DEVELOPMENT OF AN ANFIS NEURO-FUZZY MODEL FOR FORECASTING WEAKLY STRUCTURED PROCESSES

Abstract

This article examines the problem of developing an ANFIS neuro-fuzzy model for forecasting weakly structured processes. The relevance of this study lies in the fact that weakly structured processes are typically characterized by uncertainty, nonlinearity, and multivariate dependence, which makes accurate forecasting by means of conventional statistical methods rather difficult. For this reason, an ANFIS model combining the advantages of artificial neural networks and fuzzy logic was proposed.
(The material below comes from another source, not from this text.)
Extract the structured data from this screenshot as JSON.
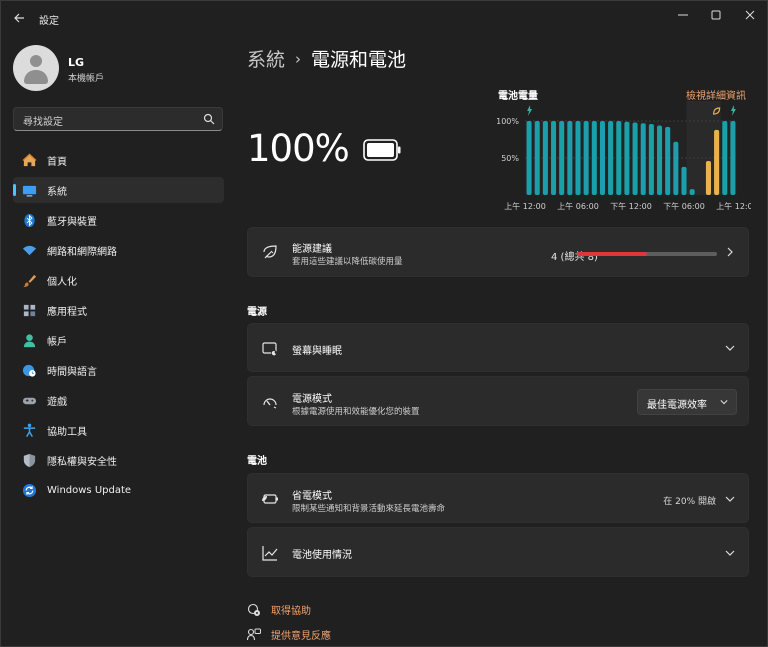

The experimental data were formed as a time-series dataset based on meteorological, geophysical, and target indicators. The input space of the model was constructed using calendar features, a trend component, and lagged variables. The most informative features were selected using the mutual information regression method. The proposed model was built on the basis of a first-order Sugeno-type TSK-ANFIS architecture. Gaussian membership functions were used, rule centers were determined by the K-Means algorithm, and the output parameters were estimated using a ridge-regularized linear solution. According to the experimental results, the model achieved MAE = 0.388 and RMSE = 0.491 on the test set. The obtained results confirm that the ANFIS model is capable of adequately capturing the general dynamics of weakly structured processes and can be applied in practical forecasting tasks.